Given Data / Assumptions:

  • Single-phase liquid flow in a prismatic circular pipe.
  • Fully developed turbulent regime (Re well above transition).
  • Friction factor variation with Re and roughness treated as weak over a narrow operating range.


Concept / Approach:

The Darcy–Weisbach head loss is h_f = f * (L/D) * (v^2 / (2 * g)).
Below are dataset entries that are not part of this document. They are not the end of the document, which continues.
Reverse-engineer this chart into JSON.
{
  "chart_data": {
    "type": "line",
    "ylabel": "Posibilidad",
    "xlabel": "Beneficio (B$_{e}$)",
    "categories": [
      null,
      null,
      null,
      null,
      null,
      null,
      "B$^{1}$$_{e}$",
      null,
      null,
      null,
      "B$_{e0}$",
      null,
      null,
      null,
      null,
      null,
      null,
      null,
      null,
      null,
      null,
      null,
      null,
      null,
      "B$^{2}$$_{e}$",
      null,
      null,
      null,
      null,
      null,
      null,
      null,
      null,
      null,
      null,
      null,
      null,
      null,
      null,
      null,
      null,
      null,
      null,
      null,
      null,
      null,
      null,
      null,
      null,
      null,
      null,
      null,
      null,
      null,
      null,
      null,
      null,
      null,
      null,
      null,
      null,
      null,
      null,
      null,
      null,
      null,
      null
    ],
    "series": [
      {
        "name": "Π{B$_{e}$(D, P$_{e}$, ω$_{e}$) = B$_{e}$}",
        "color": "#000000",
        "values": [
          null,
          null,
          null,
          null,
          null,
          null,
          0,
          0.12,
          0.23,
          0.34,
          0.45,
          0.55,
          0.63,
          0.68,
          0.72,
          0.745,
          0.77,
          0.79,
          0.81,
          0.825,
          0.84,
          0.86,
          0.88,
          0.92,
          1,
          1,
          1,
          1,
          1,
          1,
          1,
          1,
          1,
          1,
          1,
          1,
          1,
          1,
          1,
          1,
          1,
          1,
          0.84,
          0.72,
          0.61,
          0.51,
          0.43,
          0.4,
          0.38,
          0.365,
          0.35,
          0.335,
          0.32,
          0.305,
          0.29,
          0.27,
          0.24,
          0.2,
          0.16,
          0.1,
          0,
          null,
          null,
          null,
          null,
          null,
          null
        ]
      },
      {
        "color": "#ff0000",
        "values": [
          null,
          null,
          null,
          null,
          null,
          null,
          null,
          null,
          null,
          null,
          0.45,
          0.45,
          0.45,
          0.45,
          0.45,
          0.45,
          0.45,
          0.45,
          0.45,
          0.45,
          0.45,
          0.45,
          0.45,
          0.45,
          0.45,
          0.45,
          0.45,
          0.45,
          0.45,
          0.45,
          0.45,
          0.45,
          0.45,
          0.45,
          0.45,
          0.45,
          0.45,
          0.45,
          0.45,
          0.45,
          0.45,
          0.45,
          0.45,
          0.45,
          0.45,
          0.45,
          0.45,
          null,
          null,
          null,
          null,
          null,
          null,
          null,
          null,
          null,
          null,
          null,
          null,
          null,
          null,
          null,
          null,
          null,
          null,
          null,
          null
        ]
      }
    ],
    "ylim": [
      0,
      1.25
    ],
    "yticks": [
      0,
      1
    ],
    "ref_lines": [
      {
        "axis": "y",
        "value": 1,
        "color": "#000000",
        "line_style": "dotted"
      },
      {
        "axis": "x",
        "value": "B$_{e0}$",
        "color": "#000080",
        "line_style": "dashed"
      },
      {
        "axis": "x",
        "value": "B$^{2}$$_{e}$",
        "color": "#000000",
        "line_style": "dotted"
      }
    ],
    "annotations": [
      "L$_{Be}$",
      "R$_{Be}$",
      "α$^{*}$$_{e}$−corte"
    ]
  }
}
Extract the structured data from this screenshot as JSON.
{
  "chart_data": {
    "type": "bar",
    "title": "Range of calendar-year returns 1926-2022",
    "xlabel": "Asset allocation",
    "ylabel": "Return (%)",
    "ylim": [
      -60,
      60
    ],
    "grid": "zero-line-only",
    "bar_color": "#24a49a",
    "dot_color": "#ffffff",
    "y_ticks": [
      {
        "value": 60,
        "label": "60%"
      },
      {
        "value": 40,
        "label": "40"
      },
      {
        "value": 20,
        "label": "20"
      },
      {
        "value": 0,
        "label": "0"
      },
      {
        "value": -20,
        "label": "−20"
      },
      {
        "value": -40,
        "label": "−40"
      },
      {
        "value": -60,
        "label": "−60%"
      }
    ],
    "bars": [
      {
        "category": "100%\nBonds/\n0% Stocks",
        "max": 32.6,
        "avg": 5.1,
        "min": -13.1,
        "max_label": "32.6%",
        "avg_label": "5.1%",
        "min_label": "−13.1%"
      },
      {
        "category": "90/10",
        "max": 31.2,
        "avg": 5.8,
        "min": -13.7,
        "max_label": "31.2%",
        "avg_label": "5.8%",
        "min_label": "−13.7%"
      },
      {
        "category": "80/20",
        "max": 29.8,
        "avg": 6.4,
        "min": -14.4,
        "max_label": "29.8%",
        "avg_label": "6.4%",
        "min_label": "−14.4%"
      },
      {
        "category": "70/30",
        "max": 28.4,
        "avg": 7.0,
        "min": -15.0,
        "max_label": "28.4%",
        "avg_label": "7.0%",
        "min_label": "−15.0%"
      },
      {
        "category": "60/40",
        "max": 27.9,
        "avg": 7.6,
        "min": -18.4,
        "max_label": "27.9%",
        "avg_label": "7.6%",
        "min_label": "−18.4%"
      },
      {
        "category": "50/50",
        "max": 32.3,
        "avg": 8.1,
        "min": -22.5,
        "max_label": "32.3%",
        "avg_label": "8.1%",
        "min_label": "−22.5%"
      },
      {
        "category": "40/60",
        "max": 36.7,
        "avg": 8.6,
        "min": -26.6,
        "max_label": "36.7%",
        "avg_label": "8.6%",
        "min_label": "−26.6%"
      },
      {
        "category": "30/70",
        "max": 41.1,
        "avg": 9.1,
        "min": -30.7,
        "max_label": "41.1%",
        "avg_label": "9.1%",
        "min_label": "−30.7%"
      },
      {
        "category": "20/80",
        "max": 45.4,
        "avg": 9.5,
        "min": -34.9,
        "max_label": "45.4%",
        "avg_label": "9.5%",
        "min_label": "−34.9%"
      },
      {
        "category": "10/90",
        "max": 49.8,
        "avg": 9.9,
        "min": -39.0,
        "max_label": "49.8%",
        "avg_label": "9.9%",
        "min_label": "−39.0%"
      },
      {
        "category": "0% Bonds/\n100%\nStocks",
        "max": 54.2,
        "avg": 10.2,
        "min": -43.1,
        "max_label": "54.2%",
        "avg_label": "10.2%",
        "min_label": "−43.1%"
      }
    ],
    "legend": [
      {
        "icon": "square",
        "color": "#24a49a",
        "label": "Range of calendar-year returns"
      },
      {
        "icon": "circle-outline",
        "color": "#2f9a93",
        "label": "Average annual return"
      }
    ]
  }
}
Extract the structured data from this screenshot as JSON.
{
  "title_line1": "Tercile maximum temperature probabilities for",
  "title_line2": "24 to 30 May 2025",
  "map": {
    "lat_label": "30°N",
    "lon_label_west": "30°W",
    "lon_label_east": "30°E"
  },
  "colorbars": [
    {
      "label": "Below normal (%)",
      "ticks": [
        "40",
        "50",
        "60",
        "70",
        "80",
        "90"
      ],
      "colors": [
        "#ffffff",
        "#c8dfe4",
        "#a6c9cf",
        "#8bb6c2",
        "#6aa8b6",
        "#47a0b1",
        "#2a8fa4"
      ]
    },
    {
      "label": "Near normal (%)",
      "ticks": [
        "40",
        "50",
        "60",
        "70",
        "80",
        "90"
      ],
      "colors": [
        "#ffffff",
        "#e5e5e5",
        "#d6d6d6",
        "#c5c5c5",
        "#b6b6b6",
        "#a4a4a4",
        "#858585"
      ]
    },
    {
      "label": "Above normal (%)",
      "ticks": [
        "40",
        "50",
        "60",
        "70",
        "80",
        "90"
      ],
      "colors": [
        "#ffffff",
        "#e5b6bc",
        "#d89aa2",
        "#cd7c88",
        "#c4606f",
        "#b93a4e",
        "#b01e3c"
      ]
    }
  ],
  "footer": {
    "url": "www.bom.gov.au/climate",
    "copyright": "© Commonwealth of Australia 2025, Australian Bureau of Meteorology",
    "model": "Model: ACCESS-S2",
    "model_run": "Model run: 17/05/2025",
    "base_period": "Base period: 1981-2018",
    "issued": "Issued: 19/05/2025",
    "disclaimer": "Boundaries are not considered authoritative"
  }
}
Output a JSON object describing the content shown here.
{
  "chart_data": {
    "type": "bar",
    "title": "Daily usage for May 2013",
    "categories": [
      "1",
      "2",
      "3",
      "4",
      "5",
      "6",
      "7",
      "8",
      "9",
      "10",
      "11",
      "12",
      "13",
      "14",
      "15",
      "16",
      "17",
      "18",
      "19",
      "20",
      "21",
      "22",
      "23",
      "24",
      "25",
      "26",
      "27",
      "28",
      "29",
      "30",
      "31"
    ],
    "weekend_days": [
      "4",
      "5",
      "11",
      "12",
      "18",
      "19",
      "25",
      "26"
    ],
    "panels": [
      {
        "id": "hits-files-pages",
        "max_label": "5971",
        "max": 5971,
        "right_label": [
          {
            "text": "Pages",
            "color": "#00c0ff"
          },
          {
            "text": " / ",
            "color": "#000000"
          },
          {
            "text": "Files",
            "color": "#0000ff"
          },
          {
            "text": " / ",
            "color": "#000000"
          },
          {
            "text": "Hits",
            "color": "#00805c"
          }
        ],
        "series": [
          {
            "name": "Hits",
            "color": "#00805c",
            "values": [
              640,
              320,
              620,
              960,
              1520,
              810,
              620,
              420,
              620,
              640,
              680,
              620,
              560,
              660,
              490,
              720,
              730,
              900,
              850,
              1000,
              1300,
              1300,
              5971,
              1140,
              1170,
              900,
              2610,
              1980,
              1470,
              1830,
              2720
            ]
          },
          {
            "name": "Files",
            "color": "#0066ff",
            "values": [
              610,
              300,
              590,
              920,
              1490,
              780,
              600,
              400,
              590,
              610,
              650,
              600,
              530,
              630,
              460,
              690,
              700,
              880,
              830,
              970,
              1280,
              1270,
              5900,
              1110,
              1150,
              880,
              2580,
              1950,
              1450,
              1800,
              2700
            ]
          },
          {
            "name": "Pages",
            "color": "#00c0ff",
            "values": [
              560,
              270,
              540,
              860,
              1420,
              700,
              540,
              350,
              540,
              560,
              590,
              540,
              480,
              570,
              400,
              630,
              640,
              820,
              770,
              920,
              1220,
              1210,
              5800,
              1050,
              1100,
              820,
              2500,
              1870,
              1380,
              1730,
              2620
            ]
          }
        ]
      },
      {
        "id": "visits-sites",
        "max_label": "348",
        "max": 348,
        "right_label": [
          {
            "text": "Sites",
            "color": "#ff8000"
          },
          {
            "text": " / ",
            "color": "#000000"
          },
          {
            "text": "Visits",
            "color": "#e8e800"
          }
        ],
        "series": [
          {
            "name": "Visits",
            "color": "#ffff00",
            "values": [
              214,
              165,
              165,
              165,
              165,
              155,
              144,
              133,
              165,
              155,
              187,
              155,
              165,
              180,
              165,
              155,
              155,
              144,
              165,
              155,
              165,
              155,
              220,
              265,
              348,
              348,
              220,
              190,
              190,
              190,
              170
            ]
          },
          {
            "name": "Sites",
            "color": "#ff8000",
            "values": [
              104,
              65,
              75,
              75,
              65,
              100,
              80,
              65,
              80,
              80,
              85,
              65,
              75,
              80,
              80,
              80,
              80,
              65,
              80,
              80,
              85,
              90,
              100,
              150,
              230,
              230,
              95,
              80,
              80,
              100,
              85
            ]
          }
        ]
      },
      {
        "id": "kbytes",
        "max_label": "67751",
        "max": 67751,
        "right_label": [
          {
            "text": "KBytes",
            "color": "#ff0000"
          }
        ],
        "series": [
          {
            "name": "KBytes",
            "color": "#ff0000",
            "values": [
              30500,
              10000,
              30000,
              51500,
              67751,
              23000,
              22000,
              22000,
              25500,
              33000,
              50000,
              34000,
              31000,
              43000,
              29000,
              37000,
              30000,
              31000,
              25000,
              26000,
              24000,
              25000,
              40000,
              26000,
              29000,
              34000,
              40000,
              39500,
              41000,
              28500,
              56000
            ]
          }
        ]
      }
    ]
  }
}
For a given line and modest Re changes, f varies slowly compared with v^2, so h_f ∝ v^2 is a good engineering approximation. Equivalently, the required pump power ∝ Q * h_f ∝ v * v^2 ∝ v^3 for fixed diameter, which emphasizes why small increases in speed can significantly raise power demand.


Step-by-Step Solution:

Step 1: Write h_f = f * (L/D) * (v^2 / (2 * g)).Step 2: Over limited ranges, treat f approximately constant.Step 3: Conclude h_f ∝ v^2, i.e., frictional resistance scales with the square of velocity.


Verification / Alternative check:

On a Moody chart, moving along a line of roughly constant f shows h_f changing with v^2; pump curves and system characteristic curves also reflect this square-law behavior.


Why Other Options Are Wrong:

Velocity or square root: Underpredict losses in turbulent pipe flow.Cube: Relates to power demand scaling, not directly to head loss under constant diameter.Pressure: Not a functional dependence; pressure drop is the outcome, not the input variable here.


Common Pitfalls:

Applying laminar flow relation (h_f ∝ v) to turbulent conditions; ensure regime is identified first.